On the instigation of his professors, Millikan spent a year (1895-1896) in Germany, at the Universities of Berlin and Göttingen. He returned at the invitation of A. A. Michelson, to become assistant at the newly established Ryerson Laboratory at the University of Chicago (1896). Millikan was an eminent teacher, and passing through the customary grades he became professor at that university in 1910, a post which he retained till 1921. During his early years at Chicago he spent much time preparing textbooks and simplifying the teaching of physics.
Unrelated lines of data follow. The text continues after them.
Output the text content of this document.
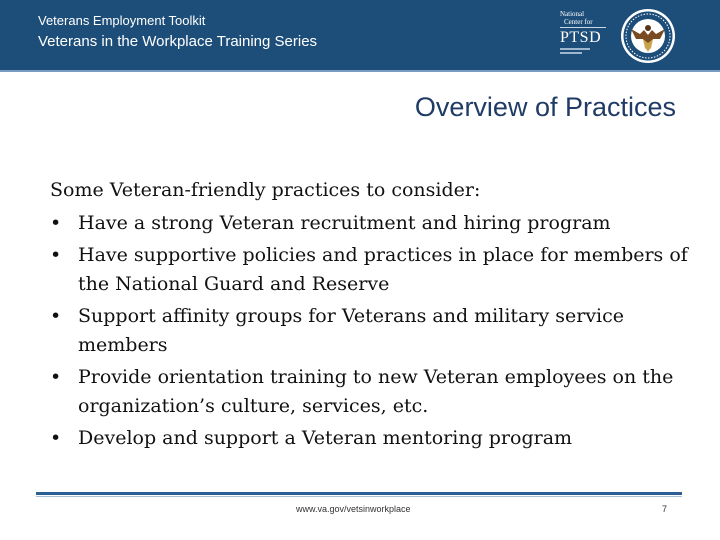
Veterans Employment Toolkit
Veterans in the Workplace Training Series
National
Center for
PTSD
Overview of Practices

Some Veteran-friendly practices to consider:

• Have a strong Veteran recruitment and hiring program
• Have supportive policies and practices in place for members of the National Guard and Reserve
• Support affinity groups for Veterans and military service members
• Provide orientation training to new Veteran employees on the organization’s culture, services, etc.
• Develop and support a Veteran mentoring program
www.va.gov/vetsinworkplace	7
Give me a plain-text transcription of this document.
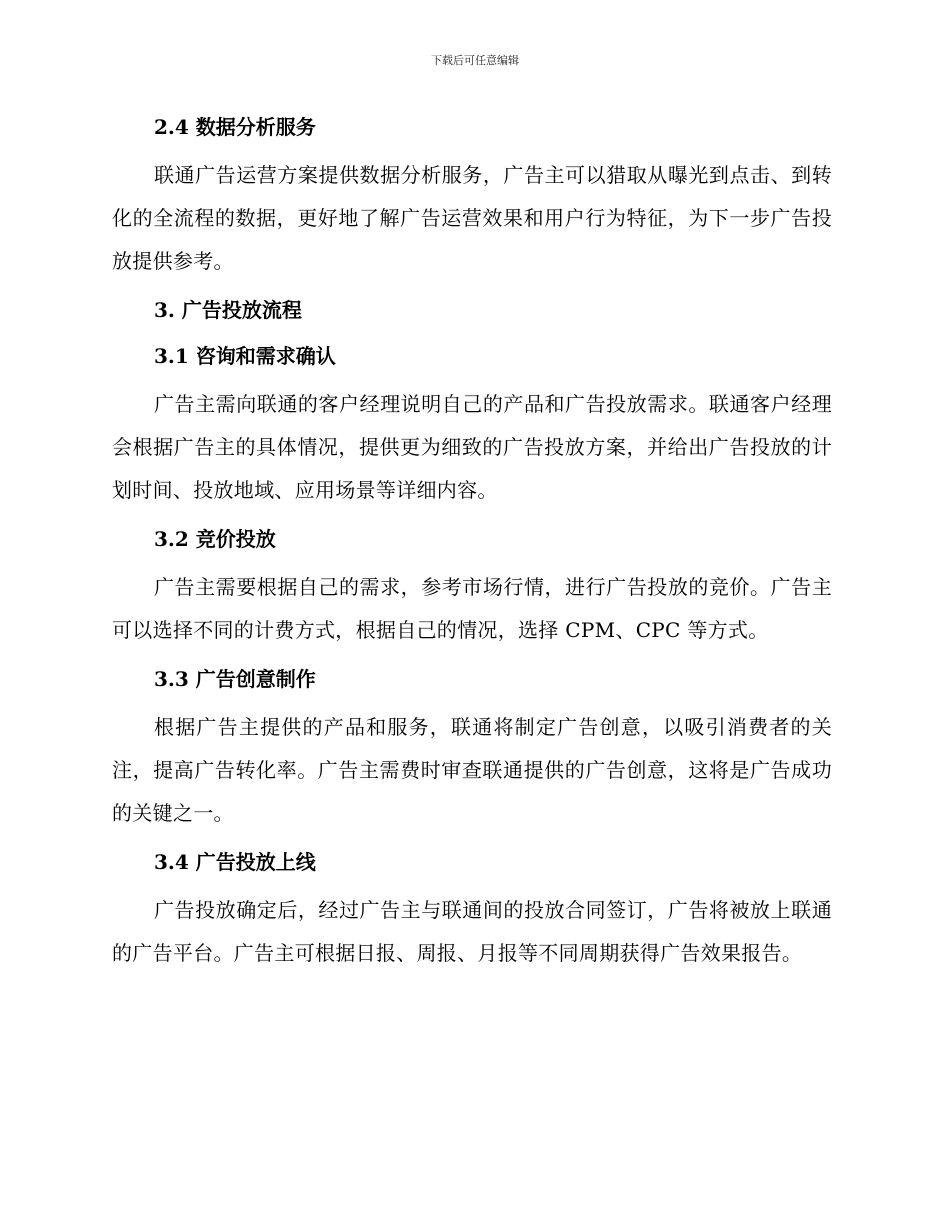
下载后可任意编辑
2.4 数据分析服务
联通广告运营方案提供数据分析服务，广告主可以猎取从曝光到点击、到转化的全流程的数据，更好地了解广告运营效果和用户行为特征，为下一步广告投放提供参考。
3. 广告投放流程
3.1 咨询和需求确认
广告主需向联通的客户经理说明自己的产品和广告投放需求。联通客户经理会根据广告主的具体情况，提供更为细致的广告投放方案，并给出广告投放的计划时间、投放地域、应用场景等详细内容。
3.2 竞价投放
广告主需要根据自己的需求，参考市场行情，进行广告投放的竞价。广告主可以选择不同的计费方式，根据自己的情况，选择 CPM、CPC 等方式。
3.3 广告创意制作
根据广告主提供的产品和服务，联通将制定广告创意，以吸引消费者的关注，提高广告转化率。广告主需费时审查联通提供的广告创意，这将是广告成功的关键之一。
3.4 广告投放上线
广告投放确定后，经过广告主与联通间的投放合同签订，广告将被放上联通的广告平台。广告主可根据日报、周报、月报等不同周期获得广告效果报告。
He was author or co-author of the following books: A College Course in Physics, with S.W. Stratton (1898); Mechanics, Molecular Physics, and Heat (1902); The Theory of Optics,with C.R. Mann translated from the German (1903); A First Course in Physics, with H.G. Gale (1906); A Laboratory Course in Physics for Secondary Schools,with H.G. Gale (1907); Electricity, Sound, and Light,with J. Mills (1908); Practical Physics - revision of A First Course(1920); The Electron(1917; rev. eds. 1924, 1935).